Once overtime starts, each team will undergo a quick switcheroo: the five skill-position players will swap spots with the offensive line, giving the centers, guards and tackles a chance to soak up the spotlight and the headlines as running backs, receivers and tight ends.

(We’ll let the quarterbacks stand pat.)

Imagine it: we’ll get to watch 330-pound men running fly routes and halfbacks trying to block J.J. Watt.

Now, this will undoubtedly wreak general havoc on the field. Injuries will likely skyrocket, as will turnovers.

But think of all the Vines and the .GIFs! Every overtime would be a circus of mismatches and miscues, of terrific, world-class athletes attempting to do things for which they’re horribly unsuited.

Self-serious football could certainly use the injection of levity and absurdity.

Eight men out

The Kansas City Royals and New York Mets just completed a thrilling, 14-inning World Series game Tuesday night.

But for all of its ups and downs and back-and-forth, the game took over five hours and kept Mets fans up until close to two in the morning.

People have to work in the morning, baseball!
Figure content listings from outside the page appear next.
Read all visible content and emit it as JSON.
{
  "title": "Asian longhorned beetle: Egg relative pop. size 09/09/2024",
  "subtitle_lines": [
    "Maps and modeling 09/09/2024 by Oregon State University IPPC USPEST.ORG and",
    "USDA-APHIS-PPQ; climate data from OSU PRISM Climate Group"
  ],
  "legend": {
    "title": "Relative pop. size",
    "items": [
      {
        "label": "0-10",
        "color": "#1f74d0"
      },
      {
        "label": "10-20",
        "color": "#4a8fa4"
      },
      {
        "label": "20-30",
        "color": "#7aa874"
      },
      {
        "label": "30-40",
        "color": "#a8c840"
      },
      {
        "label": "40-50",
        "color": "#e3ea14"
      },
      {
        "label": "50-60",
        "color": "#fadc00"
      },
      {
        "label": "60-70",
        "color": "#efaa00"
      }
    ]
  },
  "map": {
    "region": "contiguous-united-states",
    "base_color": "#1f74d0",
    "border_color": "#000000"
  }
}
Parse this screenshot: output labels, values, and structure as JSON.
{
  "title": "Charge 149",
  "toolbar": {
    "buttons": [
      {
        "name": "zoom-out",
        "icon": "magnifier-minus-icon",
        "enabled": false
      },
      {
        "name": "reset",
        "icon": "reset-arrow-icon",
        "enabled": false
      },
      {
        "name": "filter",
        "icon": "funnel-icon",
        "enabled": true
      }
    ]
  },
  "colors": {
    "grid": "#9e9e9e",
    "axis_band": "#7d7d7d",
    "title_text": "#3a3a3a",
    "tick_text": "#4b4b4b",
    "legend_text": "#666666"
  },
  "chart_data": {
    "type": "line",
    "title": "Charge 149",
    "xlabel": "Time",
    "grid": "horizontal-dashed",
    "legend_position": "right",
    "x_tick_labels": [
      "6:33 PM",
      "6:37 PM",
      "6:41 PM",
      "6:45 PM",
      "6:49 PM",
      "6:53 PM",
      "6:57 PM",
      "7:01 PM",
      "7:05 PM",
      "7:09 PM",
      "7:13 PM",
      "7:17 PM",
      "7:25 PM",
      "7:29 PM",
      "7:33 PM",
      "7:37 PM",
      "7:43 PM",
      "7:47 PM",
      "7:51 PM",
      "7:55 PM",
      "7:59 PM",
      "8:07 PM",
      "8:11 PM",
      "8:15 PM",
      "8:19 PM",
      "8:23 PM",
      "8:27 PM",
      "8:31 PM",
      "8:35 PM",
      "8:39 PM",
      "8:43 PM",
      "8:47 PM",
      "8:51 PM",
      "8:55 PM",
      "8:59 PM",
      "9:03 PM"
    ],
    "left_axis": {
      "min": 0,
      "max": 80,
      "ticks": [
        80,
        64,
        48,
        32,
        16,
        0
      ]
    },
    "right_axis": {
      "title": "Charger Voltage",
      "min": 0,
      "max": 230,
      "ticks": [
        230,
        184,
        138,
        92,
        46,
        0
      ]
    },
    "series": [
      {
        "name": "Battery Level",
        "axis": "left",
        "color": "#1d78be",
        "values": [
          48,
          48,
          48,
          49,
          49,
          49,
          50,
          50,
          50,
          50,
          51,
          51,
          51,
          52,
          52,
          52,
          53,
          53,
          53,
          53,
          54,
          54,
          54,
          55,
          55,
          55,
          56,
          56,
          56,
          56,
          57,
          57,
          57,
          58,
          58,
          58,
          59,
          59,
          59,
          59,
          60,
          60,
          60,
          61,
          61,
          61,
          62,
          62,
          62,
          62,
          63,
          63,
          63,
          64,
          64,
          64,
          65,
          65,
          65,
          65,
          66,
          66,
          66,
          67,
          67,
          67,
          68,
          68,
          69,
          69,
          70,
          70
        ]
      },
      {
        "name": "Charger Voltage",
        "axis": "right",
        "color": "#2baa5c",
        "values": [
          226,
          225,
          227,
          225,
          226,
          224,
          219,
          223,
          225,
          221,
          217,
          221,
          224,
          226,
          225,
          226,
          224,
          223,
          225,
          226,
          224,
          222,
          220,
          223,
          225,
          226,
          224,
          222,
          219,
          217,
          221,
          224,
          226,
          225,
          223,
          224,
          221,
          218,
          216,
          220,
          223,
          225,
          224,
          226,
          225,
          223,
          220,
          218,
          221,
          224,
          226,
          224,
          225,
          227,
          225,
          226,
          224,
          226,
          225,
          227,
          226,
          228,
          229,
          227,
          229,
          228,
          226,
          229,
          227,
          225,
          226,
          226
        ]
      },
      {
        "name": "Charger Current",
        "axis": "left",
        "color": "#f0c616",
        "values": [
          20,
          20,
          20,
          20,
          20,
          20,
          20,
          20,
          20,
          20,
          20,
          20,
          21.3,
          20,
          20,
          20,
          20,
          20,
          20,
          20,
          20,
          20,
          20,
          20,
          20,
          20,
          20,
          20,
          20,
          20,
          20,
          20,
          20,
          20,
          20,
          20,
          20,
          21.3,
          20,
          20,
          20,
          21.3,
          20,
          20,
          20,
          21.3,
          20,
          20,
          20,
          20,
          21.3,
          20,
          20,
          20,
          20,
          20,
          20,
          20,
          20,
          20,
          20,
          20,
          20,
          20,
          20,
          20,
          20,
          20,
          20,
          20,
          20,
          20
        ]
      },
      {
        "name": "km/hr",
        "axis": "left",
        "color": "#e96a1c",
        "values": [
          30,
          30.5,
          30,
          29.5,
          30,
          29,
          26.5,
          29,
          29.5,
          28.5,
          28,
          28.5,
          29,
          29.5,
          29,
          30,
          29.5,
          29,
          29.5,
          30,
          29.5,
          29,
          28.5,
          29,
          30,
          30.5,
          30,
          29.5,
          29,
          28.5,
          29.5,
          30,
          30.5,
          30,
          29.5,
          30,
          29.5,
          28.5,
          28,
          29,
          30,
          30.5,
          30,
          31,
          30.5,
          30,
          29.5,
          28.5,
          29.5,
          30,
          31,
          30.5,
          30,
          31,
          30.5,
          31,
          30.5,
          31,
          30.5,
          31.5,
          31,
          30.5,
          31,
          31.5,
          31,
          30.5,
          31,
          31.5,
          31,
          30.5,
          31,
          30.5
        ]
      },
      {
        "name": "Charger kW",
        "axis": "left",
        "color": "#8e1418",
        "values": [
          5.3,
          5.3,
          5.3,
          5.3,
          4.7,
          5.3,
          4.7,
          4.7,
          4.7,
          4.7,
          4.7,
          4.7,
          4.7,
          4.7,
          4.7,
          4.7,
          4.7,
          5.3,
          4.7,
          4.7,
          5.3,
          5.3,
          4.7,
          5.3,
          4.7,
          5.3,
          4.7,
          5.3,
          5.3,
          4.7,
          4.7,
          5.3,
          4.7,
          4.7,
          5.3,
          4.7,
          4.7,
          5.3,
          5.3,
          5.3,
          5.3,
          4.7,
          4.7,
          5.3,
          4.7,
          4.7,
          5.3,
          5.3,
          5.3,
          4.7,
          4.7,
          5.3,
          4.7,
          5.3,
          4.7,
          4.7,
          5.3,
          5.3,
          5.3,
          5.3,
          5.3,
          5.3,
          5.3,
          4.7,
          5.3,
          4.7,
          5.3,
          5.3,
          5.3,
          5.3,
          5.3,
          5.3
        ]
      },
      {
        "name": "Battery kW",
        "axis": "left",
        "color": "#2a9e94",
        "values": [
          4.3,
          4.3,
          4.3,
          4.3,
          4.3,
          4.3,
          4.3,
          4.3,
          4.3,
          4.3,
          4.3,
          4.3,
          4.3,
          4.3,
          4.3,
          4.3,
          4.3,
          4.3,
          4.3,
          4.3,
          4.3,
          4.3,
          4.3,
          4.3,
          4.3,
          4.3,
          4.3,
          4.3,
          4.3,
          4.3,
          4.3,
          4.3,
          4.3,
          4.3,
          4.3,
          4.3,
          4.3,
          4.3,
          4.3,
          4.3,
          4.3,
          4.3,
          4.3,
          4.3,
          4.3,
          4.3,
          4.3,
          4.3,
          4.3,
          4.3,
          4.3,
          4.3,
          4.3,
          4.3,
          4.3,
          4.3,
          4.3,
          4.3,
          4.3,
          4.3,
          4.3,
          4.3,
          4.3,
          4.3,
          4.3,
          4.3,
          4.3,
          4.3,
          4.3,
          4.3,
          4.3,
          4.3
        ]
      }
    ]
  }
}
So, my tweak for the sport is to ensure games don’t make it that far.

My baseball fix is the simplest of the three but also carries the most strategic possibilities.

Once nine innings are complete, each team must remove one player from the field after each subsequent inning. Their spot in the order is deleted and the defense must shift to account for the loss of a fielder.

So, for example, Tuesday night would have seen the Mets and the Royals down to a pitcher, a catcher and two fielders by the 14th inning — if the game had even gotten that far.

This would reward things that, in my view, should be rewarded anyway: speed, good defense and pitchers with strikeout-stuff.

It would also give managers a chance to deploy a variety of formations, shifts and defensive alignments.

Sure, some of these ideas may breed some chaos and create some unintended consequences.

But hockey’s three-on-three overtimes demonstrate that a little chaos can be invigorating. And the sooner the powers that be stop treating sports as sacrosanct and start trying unusual ways to improve them the better.